We Lost Him Last Year But His Debut Lives On After Fifty Years
Kings Island amusement park is already planning for its fiftieth anniversary, even though that occasion is yet a year away. The place has been offering fun rides to kids and adults in Cincinnati for the last 49 summers, but an even more enjoyable roller coaster debuted the year before.
That ride came from the debut album of a singer-songwriter, whose themes continue to take listeners on a roller coaster of emotions. He made no discernible dent in the charts in 1971, but John Prine would spend the next forty nine years of his life making his fans laugh, cry, seethe, or quietly ruminate.
His self-titled first record starts us off with a feeling of relaxation, as Prine sings of forgetting one's troubles through an “Illegal Smile.” It is a relatively inexpensive means of attaining inner peace, and it does no harm to anyone else.
We proceed from a relaxed state to one of comic relief, the feeling elicited from “Spanish Pipedream.” Better known as “Blow up your TV” because of its chorus, the track amusingly tells of a Montreal-bound soldier who falls for an alchol-bound barroom dancer.
“I sat down at the table and I acted really naive, for I knew that topless lady had something up her sleeve,” Prine quips in the second verse.
The lyrical roller coaster, having already looped from relaxation to humor, next takes us down to the somber idea of aging. “Hello in There” is Prine's heart-wrenching depiction of Loretta and her husband, senior citizens whose children have died or scattered and who feel ignored by the rest of society.
“Sam Stone”, a portrait of an ex-GI who returns home with a drug addiction, renders us with feelings of helplessness. Prine leaves us with the stark scene of the war hero's suicide: “Sam Stone was alone when he popped his last balloon, climbing walls while sitting in a chair, an overdose hovering in the air.”
The album's most well-known song comes next, and it evokes strong nostalgia for childhood. “Paradise” captures a boy growing up in Kentucky's Muhlenburg County, where he fondly recalls shooting pop bottles and fishing in Green River before the coal companies destroyed the natural beauty of the mountains.
Next on the amusement park ride that is John Prine, listeners are sent up to a height of political satire. “Your Flag Decal Won't Get You Into Heaven Anymore” humorously exposes the hypocrisy of those who claim to live by Jesus yet at the same time support war, ending with St. Peter refusing to allow such shameless folks to enter the Gate.
In true roller coaster style, Prine's ride then takes you down on the track “Far From Me.” It is no doubt the most personal song of the baker's dozen, as Kathy the waitress delays her inevitable intention of breaking things off with the narrator.
“She asked me to change the station, said that song just drove her insane,” Prine laments. “But it wasn't the music playing, it was me she was trying to blame.”
Relationships, or lack thereof, are also the topic on the next song. In “Donald and Lydia” Prine paints portraits of two lonely individuals, one a cashier at an arcade and the other a soldier.

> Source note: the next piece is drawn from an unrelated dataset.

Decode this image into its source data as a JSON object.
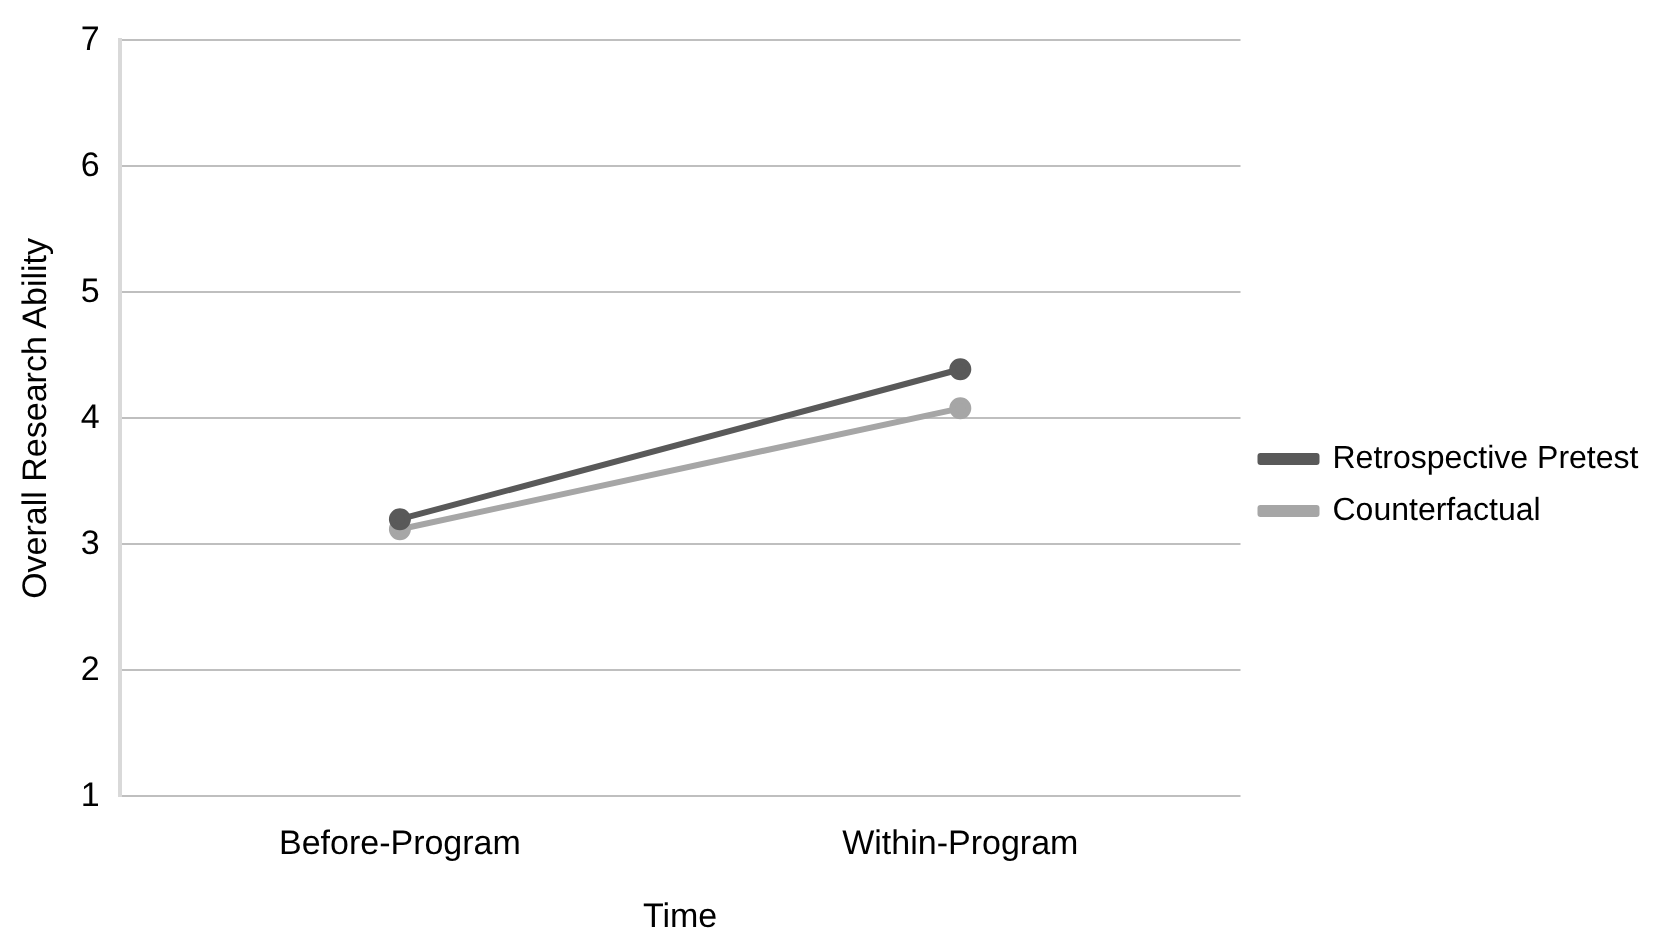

They make love in the mountains, in the streams, and in the valleys, according to the last verse: “But when they were finished there was nothing to say, because mostly they made love from ten miles away.”
As soon as we exhale a chuckle at the idea of the lonely couple's self-pleasuring, Prine decides to carry once again a down loop. James Louis, the fatherless kid with two first names, comes to a tragic end in “Six o' Clock News.
“The whole town saw Jimmy on the six o'clock news,” Prine explains. “His brains were on the sidewalk, blood was on his shoes.”
At last we must disembark from the roller coaster, feeling exhilaration and melancholy and nostalgia all at the same time. But like most kids at an amusement park who cannot wait to experience the ride again, Prine fans have been delightfully climbing back on the emotional musical roller coaster for the last half century.